Driving back to New York that night over the almost deserted road (it was late. "Very late for thirteen," Mrs. Morrison had laughed, as she had tucked Laurel into a warm coat of her own), Laurel sat beside her father like a little stone image for the first ten minutes.

There was something exciting about the beautiful coat that wrapped her round so close. It was a little as if Mrs. Morrison herself held her, wrapped her round in her kindness. Every once in a while Laurel would rub her cheek against the soft fur of the high collar. It felt like Mrs. Morrison's hair the day after it had been washed, and she had let Laurel brush it, and twist it up, and stick the hairpins in. It smelled like it, too—fresh, clean like a flower-garden after rain. Laurel drew in great deep breaths of the soft brown sable. "It's Mrs. Morrison," she pretended with all the sentimentality of thirteen.

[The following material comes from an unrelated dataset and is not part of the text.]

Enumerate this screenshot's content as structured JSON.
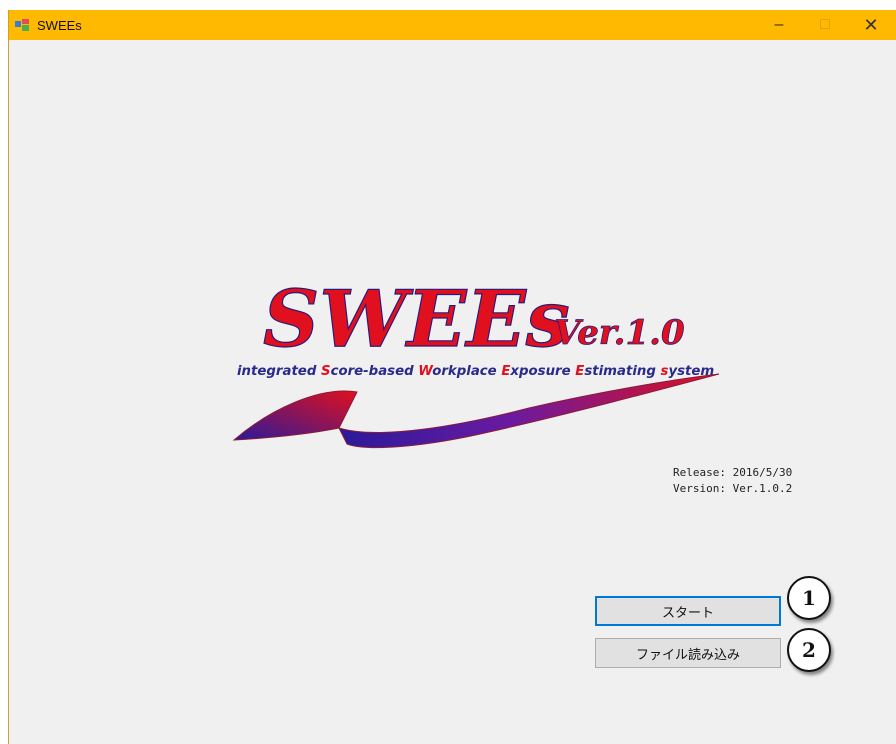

Gazing up into the sky from out of the fur collar, Laurel could see the full round moon above her. "She's following me to New York," she made-believe. "She's going to follow me wherever I go, always and always, and I can look up at her and see her whenever the moon is full, and tell her how lovely I think she is, and try to be like her. I shan't care so much if people are horrid after this."

"Well, Laurel," interrupted Stephen, "how did you get along?"

"All right."

"Was it very terrible?"

"Not very."

"How did you like the boys?"

"All right."

"And how did you like Mrs. Morrison?"

Gazing up at the moon, Laurel replied fervently, "I think Mrs. Morrison is the loveliest lady I ever knew."

"Do you?" her father exclaimed; "oh, do you, Lollie, dear?"

Lollie! Suddenly Laurel stiffened inside the long coat. Lollie!

"I mean," she added, with the exaltation all gone out of her voice, "I mean next to—next to—" It had to be. She couldn't avoid the word—"next to my mother."

All the rest of the way back to the hotel Laurel didn't once glance up at the moon. How could she—oh, how could she have become a part of the picture on the screen, while her mother was still in the audience, out there, in the dark, looking on.